Nearly all GEB pilots and experiments today are in the residential sector. The pilots include behind-the-meter batteries, smart thermostats (demand response), and the rates discussed in the previous section. I haven’t seen polling on it, but I believe people are more tolerant of temperature swings and living their lives around their electric tariff at home than they are at work. I am.

To achieve persistence with retro-commissioning measures, in addition to describing to customers how systems work, how they were wasting energy, and what we did to fix it, we apply the credo of do no harm. That is, do nothing the occupants will notice unless it improves their environment – improve temperature and humidity control, eliminate dumping cold air on heads, decrease flow noise, etc. We avoid curtailment that changes space conditions, especially around peak times or during business opening hours. That would result in things being undone.

Operational or retro-commissioning measures that don’t impact productivity or comfort should be done anyway. That is energy efficiency per that first curve in last week’s post. These are not interactive GEB measures. It’s not interactive. Maybe this is why the “I” for “interactive” is not in GEB? Interactive measures will require some type of storage (electric, thermal, or other), an alternative energy supply like fuel switching or an on-site generator, or some level of persuasion to employees and customers that the noticeable GEB measure is worth it to THEM. Good luck.

Measuring GEBs

The last complexity topic of the day is measuring GEB impacts. Again, another reason the GEB experiments have started in residential is that they can be deployed without compensation to customers. In some cases, GEBs can be monetized for residential customers. There are easy ways to do that.
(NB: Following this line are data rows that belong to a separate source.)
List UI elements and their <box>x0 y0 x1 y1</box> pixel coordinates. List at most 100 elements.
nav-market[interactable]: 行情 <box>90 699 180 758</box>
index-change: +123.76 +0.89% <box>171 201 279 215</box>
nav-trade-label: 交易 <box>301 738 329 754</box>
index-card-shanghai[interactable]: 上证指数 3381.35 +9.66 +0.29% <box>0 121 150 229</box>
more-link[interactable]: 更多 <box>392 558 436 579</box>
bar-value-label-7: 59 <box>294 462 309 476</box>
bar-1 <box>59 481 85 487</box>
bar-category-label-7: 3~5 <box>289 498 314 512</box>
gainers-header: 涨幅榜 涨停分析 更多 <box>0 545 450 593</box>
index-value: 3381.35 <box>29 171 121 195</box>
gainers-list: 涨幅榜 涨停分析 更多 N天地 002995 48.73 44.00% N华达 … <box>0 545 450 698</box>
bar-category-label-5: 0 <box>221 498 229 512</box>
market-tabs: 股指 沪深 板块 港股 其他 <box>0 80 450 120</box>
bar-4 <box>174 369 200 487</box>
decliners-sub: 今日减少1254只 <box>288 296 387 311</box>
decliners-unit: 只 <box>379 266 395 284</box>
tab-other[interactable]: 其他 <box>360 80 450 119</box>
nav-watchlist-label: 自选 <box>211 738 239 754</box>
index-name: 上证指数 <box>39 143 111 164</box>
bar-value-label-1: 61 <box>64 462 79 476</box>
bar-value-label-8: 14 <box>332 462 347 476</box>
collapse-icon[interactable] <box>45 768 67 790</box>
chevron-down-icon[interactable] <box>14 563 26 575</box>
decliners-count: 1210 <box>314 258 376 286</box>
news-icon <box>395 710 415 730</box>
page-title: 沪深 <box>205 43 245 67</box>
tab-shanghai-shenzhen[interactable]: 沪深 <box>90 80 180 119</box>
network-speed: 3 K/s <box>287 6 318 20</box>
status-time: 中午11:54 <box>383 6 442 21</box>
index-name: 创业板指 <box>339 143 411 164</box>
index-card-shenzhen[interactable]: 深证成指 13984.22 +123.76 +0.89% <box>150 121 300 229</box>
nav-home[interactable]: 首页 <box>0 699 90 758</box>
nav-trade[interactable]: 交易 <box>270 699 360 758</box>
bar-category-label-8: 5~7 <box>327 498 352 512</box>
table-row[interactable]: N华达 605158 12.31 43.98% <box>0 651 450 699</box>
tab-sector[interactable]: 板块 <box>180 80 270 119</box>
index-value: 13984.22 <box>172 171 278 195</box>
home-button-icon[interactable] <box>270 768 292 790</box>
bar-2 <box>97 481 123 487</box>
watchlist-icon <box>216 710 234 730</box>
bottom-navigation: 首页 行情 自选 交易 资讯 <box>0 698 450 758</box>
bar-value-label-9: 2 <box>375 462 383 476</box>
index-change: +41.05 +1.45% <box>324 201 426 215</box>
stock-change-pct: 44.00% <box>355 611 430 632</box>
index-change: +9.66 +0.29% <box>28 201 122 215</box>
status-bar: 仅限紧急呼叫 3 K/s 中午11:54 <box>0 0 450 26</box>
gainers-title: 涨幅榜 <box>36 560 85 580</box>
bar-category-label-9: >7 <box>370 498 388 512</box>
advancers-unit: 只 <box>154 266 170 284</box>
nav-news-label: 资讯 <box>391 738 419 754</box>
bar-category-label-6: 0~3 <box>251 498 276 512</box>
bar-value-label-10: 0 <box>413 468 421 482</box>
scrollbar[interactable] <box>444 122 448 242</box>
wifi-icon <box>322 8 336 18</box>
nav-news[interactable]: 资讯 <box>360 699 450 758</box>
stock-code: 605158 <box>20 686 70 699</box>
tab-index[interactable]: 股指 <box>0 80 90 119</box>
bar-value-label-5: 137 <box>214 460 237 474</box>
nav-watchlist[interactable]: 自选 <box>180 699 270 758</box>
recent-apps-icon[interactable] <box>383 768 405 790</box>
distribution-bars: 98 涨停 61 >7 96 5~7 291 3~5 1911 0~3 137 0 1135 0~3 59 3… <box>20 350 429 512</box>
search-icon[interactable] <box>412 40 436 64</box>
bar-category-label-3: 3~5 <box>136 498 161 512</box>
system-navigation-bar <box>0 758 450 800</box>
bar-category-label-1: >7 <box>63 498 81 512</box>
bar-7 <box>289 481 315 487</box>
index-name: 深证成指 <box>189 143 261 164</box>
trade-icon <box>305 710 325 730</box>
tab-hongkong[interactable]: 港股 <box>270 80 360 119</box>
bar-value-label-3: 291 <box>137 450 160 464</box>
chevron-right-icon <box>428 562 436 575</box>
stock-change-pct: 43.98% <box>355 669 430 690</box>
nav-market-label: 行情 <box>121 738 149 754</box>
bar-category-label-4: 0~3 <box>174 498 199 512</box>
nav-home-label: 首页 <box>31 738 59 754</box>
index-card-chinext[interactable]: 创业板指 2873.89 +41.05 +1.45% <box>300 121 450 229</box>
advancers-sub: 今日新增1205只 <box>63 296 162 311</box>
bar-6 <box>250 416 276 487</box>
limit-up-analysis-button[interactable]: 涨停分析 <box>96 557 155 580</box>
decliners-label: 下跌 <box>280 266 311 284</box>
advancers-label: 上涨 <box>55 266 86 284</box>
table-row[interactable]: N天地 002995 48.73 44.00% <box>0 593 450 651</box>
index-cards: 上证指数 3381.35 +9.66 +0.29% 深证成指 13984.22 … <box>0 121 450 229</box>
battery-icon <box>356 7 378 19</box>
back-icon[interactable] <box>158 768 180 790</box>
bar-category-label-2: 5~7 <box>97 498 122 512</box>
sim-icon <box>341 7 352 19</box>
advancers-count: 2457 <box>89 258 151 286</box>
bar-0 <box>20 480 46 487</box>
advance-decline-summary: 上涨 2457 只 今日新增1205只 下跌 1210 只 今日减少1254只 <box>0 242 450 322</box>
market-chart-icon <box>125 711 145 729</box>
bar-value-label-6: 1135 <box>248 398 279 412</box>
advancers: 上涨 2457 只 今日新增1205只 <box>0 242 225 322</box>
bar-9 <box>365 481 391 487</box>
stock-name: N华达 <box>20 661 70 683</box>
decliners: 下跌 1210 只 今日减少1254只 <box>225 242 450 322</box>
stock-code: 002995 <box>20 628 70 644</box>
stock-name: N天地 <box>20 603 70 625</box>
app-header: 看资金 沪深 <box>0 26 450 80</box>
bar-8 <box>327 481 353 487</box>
For commercial and industrial customers, you’re dealing with nasty counterfactuals to determine the customer’s contribution to the grid as a GEB resource. This may be a reasonable undertaking for a few large customers once or twice a year, but GEBs, at least in my mind, require much more frequent deployment – a few kW today in the morning, a hundred tomorrow at 17:30, etc. How does anyone measure all that? I have a solution.

Close

Yay! Today we covered one of the five categories of GEB challenges from the DOE GEB Roadmap. We’ll see how far we get next week. In the end, rest assured, I’ll have solutions for every challenge, cuz that’s what I do.

[1] Poorly written because GEBs are not a “technology.” There are limitless GEB technologies and approaches.